The Importance of Temporary Landing Pages
Website builds can be lengthy and involved processes. Designers can easily develop tunnel vision focusing on the final build that they forget about the importance of a strong landing page to keep users happy in the meantime. Gone are the days of the terrible-yet-oh-so-nostalgic ‘under construction’ animated GIFS. In their place are mostly functional, boiled-down websites capable of immediately satisfying users’ primary goals.
Why Bother with Landing Pages?
Its easy to understand why web designers overlook temporary landing pages: tight deadlines, the hassle of creating and maintaining a page that will only be discarded later, etc. But there are immediate benefits of exerting that extra effort to develop a great landing page:
You’re Building the Site Already
You’re busy slicing and dicing the static content of your gorgeous future website, so before it gets chucked into a CMS, throw the skeleton up (header, footer, container) as your landing page. Even though the full site is still being developed, site elements can be introduced and built upon later.
While developing the Complete Care Chiropractic website, I introduced what will later become functional elements of the site, but in the interim are simply placeholder divs to frame the temporary content.
Also keep in mind that the landing page will not be discarded, but rather dispersed when the full site gets developed. For example, I created a “Make an Appointment” form that will later live on its own page, but in the meantime is readily accessible to any user looking to quickly book an appointment. In fact, every element on the current page will be used elsewhere in the final build. Will it look the same? No. Will it be coded the same? Perhaps.
Think of the Users
Think of the site’s target audience and their need for your site. What are their primary goals in visiting your site? What would they benefit from more: a splashy hip graphic saying “coming soon!” or a one-page site that can help them acheive their primary goals. I choose the latter. Caution the user that the full site is on its way, but in the meantime you can….
Capture User Data
I’ve seen tons of temporary sites that fail miserably in this department. Users will navigate to the site, perhaps a site they are even excited about, and be stuck with a neat-o keen graphic and nothing else. Temporary landing pages are perfect for generating buzz about an upcoming web project, so why not turn your lack of site into a promotional opportunity. A simple newsletter signup notifying users on the website’s release can help your site gain momentum out of the gates, instead of wasting all those views on a cool looking graphic and nothing else.
Search Engine Optimization
Complete Care Chiropractic had no web presence prior to the site I’m currently developing. Because of this, its imperative that I get something up NOW instead of waiting for the final product. There needs to be substantial content online so Google knows what the site is about, we can start targeting keywords, and we can feel confident when providing the inbound link to relevant sites.
What Not To Do
- Ignore a landing page all together – there are too many benefits landing pages provide
- Wait too long – stop perfecting the design and get something online, like yesterday. There’s plenty of time for perfection once you safely have a landing page up.

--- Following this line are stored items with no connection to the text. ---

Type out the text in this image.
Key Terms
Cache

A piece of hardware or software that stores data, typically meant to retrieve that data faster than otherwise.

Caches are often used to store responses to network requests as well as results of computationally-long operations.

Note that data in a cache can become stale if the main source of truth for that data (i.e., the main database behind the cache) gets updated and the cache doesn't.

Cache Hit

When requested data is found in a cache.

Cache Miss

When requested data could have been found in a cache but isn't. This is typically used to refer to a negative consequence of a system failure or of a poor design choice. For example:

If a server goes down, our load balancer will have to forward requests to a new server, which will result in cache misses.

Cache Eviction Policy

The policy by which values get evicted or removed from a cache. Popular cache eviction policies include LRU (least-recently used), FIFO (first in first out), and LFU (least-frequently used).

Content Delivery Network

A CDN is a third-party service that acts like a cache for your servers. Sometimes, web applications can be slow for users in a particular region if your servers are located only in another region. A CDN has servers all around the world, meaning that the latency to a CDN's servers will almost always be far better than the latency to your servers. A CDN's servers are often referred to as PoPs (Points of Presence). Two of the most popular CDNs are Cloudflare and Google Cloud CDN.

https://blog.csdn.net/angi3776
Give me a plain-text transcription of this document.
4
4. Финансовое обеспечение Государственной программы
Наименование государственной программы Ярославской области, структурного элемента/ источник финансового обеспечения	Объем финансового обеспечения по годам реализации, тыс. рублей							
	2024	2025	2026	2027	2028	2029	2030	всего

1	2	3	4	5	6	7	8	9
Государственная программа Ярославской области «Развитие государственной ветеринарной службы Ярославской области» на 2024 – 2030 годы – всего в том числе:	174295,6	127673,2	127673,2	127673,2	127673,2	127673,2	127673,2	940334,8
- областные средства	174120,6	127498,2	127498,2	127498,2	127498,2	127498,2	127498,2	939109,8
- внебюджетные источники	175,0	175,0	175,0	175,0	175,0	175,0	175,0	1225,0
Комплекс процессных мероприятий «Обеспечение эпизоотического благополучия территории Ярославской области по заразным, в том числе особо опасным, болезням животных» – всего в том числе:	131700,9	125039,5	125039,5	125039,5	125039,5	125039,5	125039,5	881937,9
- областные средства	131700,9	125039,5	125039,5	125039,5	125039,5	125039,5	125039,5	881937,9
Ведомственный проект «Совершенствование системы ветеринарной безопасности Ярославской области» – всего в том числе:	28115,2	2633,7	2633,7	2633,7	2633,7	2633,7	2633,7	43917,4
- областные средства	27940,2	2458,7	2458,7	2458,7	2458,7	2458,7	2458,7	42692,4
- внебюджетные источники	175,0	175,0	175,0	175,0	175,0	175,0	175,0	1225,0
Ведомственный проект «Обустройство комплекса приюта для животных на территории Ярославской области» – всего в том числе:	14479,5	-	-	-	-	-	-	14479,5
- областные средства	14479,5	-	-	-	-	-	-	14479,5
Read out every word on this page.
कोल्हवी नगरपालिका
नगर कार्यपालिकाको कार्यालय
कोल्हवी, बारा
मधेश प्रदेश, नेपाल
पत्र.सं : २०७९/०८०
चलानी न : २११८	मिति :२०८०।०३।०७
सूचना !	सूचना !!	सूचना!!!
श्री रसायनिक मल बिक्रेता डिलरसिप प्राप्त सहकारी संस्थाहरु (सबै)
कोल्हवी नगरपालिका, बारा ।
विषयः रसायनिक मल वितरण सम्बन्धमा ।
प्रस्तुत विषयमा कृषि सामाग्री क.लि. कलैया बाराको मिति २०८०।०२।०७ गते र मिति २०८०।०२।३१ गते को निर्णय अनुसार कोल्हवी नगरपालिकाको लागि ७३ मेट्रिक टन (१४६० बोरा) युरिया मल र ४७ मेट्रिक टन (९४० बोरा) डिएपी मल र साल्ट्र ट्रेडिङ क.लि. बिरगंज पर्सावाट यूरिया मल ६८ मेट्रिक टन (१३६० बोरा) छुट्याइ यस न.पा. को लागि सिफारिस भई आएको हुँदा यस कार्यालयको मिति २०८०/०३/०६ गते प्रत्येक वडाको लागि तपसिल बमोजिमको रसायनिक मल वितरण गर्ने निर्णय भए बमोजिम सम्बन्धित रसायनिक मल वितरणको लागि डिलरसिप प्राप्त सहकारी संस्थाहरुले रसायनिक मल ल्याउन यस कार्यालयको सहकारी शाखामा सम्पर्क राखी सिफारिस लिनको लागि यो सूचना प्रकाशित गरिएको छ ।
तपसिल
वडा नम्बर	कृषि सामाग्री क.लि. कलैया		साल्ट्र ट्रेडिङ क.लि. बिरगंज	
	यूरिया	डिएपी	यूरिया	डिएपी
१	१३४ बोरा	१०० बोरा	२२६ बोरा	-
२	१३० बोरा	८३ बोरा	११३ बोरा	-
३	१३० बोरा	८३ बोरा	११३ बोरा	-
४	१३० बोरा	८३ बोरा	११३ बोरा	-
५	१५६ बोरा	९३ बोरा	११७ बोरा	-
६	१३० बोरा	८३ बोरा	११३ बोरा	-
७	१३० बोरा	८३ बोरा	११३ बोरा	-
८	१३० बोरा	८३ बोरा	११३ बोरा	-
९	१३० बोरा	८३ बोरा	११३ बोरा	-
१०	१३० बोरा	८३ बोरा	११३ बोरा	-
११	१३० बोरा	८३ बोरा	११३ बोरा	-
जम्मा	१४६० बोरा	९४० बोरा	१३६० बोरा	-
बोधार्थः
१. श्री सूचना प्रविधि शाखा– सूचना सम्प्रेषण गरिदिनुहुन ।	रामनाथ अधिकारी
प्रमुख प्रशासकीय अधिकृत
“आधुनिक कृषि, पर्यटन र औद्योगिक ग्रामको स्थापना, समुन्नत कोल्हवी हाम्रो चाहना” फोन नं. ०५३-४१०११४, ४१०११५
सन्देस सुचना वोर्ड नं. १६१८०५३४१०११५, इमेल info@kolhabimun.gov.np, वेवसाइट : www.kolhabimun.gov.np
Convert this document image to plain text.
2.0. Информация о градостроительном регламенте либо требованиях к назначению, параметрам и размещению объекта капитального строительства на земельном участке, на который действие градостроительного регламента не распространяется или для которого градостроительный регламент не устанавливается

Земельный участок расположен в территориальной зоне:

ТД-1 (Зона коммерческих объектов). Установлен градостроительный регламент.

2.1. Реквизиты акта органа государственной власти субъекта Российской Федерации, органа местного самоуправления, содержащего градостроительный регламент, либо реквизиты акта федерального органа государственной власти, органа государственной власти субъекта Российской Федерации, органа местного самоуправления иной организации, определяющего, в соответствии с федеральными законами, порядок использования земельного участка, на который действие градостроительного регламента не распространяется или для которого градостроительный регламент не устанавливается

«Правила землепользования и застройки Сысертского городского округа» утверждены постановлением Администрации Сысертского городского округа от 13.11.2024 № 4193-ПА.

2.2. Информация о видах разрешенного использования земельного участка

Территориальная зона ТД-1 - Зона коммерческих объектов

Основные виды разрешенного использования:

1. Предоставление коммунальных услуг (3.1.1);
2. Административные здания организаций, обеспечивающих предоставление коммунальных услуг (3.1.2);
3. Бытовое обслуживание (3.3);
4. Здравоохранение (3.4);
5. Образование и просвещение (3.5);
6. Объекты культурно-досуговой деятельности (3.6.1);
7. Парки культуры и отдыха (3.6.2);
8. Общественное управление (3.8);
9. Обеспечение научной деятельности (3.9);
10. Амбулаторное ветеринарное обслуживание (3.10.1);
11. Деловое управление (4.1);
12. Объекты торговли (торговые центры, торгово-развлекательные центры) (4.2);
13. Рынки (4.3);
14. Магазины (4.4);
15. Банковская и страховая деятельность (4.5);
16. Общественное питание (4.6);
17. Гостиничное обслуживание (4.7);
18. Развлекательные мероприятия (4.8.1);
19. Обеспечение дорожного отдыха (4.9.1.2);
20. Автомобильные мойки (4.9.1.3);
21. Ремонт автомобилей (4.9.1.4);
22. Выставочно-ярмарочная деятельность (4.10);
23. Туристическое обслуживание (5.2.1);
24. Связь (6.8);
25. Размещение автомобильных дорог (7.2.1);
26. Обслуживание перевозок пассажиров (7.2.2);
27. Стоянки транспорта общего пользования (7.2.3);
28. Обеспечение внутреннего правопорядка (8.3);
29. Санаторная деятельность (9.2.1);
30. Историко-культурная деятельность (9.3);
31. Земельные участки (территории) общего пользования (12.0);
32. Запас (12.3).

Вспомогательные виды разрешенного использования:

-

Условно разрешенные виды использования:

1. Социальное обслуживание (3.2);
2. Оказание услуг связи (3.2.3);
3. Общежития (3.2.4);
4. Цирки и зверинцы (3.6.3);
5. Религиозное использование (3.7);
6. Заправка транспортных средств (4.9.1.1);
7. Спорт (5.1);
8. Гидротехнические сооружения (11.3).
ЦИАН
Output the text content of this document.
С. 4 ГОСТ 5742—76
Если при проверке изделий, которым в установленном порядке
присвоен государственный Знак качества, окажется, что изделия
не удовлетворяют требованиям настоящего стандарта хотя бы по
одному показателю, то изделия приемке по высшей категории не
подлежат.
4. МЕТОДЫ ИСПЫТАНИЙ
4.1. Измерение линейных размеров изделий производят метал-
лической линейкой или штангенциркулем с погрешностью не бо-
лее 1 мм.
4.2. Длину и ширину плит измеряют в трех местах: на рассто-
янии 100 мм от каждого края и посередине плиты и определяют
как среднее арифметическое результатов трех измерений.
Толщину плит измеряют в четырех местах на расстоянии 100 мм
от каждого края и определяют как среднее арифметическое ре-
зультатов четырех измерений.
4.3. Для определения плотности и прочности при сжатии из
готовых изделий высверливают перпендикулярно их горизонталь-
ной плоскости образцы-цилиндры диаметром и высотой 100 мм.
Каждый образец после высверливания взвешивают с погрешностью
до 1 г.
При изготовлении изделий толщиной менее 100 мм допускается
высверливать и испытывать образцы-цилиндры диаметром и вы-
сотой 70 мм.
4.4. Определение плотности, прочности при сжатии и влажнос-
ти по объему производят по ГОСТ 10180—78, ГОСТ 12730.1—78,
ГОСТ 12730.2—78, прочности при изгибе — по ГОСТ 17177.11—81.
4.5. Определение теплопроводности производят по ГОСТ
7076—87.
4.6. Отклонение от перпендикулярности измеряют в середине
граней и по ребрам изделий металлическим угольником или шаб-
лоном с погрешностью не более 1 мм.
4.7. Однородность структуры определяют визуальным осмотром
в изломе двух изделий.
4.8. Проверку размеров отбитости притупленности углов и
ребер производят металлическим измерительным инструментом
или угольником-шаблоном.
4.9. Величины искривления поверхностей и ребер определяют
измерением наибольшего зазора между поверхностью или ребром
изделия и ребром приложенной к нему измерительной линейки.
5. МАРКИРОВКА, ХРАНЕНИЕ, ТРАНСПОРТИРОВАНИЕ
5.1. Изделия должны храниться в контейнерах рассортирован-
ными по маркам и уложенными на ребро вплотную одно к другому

- Only include a graphic – a picture is worth 1000 words, but 1000 words doesn’t get you very far in regards to landing pages. Only providing graphics will keep your ADD users happy for about 2 seconds before they’re off to a cooler website.
- Not optimize your landing page – Why am I not seeing my site in Google? Maybe because the only thing in the body is an image tag with an alt=”splash page”. Instead, use keyword-rich, relevant title, header and link tags to get started on optimizing your future site.
- Ignore email addresses you’ve gathered– You actually spent the time to collect important user data, and you aren’t marketing to them?! That doesn’t make a lot of sense. Try rewarding those early adapters instead with a discount or some cool incentives instead.
Landing pages are a great way to jump start your site’s web presence and ease the transition from going to zero to full blown website launch. Giving users the ability to meet their primary goals on your site will keep them happy until the rest of the site is built. Capturing email address and other user info is a great way to build an audience once the site launches, and if you properly optimize the landing page, users AND search engines will keep coming back for more.